Several hundred gathered at a funeral procession for a man shot dead when police and mourners clashed at an earlier funeral procession on Tuesday.
"We are requesting our rights in a peaceful way," said Bakr Akil, a 20 year-old university student, wearing a sheet stained with red ink that he said was a symbol of his willingness to sacrifice his life for freedom.
"I am optimistic that our big presence will achieve our demands," Akil said.
Women dressed in black abayas followed the procession with their own chants calling for peace and Bahraini unity.
Elsewhere in central Manama, witnesses say about 2,000 protestors had spent the night in tents at Bahrain's Pearl Roundabout, similar to the number marching on the streets a day earlier.
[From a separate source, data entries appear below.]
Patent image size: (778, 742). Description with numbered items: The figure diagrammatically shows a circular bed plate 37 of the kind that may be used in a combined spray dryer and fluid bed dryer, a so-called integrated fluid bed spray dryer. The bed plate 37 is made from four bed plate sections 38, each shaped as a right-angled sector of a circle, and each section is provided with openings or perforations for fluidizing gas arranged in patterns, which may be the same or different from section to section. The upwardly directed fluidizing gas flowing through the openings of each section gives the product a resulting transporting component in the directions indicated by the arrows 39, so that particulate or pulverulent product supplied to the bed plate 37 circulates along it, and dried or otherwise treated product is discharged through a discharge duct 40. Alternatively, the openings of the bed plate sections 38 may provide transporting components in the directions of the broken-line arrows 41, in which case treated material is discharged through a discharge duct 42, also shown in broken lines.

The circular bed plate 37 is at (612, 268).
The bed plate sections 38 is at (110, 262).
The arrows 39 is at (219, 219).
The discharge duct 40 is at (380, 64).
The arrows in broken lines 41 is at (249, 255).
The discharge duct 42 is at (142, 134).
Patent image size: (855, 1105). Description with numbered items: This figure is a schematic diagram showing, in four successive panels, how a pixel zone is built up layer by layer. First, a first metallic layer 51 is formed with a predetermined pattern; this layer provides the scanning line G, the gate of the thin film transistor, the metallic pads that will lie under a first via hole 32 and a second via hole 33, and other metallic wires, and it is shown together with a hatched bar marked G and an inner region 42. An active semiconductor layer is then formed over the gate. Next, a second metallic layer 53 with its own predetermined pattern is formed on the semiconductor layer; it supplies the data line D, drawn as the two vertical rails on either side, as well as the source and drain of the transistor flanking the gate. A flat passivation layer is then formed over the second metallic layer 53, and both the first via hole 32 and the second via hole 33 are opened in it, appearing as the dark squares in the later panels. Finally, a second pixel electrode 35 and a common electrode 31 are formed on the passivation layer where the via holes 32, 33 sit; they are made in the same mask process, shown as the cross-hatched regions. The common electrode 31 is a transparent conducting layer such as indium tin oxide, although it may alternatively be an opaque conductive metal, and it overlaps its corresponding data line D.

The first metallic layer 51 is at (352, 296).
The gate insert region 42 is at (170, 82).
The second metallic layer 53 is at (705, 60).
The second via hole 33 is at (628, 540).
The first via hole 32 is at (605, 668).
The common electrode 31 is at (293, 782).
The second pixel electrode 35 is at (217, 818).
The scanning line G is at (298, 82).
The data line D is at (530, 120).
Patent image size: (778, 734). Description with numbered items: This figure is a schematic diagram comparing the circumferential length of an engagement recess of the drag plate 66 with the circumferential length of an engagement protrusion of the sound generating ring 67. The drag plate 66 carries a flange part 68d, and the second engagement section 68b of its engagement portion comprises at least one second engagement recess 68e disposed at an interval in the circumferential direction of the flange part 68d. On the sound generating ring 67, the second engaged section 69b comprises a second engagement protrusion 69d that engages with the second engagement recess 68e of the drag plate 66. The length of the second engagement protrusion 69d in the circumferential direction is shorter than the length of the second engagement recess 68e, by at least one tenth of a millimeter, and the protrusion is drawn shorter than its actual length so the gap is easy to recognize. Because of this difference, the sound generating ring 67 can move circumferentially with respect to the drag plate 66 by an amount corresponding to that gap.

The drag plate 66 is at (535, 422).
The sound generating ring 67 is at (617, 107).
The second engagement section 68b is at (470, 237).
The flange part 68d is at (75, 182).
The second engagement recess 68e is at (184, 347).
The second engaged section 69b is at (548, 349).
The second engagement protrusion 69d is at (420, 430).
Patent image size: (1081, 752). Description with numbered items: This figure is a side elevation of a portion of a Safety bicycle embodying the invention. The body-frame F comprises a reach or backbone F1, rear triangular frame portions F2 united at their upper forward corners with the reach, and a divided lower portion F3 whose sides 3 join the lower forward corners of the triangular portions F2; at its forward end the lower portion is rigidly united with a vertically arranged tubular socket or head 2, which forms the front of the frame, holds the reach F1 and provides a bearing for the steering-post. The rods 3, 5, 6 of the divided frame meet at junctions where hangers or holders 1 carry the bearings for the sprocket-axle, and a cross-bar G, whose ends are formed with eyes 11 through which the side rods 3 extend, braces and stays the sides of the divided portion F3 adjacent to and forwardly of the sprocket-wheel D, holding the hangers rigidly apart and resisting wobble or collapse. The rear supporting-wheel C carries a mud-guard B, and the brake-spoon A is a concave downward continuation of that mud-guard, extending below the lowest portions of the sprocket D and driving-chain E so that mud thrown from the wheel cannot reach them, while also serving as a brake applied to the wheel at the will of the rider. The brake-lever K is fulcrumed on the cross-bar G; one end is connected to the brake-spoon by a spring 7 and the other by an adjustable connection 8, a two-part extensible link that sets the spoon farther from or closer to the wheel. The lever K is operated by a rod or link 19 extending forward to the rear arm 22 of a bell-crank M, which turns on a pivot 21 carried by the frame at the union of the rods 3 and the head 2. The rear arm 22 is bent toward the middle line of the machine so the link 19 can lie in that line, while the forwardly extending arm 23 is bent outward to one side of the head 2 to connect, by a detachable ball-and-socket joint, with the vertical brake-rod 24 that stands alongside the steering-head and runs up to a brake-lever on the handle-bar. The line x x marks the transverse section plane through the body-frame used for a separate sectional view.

It remains to be seen whether the number would rise or fall during Wednesday. Some will have to return to work, after a public holiday on Tuesday to mark the Prophet Mohammed's birthday.
Police kept their distance, mostly confining themselves to a nearby dirt lot with dozens of SUV police vehicles. The ministry of Interior announced that all roads were open.
The demonstrators from Bahrain's Shi'ite majority say the ruling Sunni minority shuts them out of housing, healthcare and government jobs.
"The United States is very concerned by recent violence surrounding protests in Bahrain," State Department spokesman P.J. Crowley said in a statement. "We also call on all parties to exercise restraint and refrain from violence."
The main Shi'ite opposition bloc Wefaq, which boycotted parliament to protest the clampdown by Sunni security forces, said it would hold talks with the government on Wednesday.
Protesters said their main demand was the resignation of Prime Minister Sheikh Khalifa bin Salman al-Khalifa, who has governed the Gulf Arab state since its independence in 1971.
An uncle of King Hamad bin Isa al-Khalifa, he is thought to own much land and is seen as a symbol of the wealth of the ruling family.
Activists say they also want the release of political prisoners, which the government has promised, and the creation of a new constitution.
Poverty, high unemployment and alleged attempts by the state to grant citizenship to Sunni foreigners to change the demographic balance have intensified discontent among Bahrain's Shi'ites.
Around half of the tiny island kingdom's 1.3 million people are Bahraini, the rest being foreign workers.
Analysts say large-scale unrest in Bahrain, home to the U.S. Navy's Fifth Fleet and a regional offshore banking centre, could embolden marginalised Shi'ites in nearby Saudi Arabia, the world's biggest oil exporter.
King Hamad expressed his condolences for "the deaths of two of our dear sons" in a televised speech and said a committee would investigate the killings.
Bahrain, in a move appeared aimed at preventing Shi'ite discontent from boiling over, had offered cash payouts of around 1,000 dinars ($2,650) per family in the run-up to this week's protests.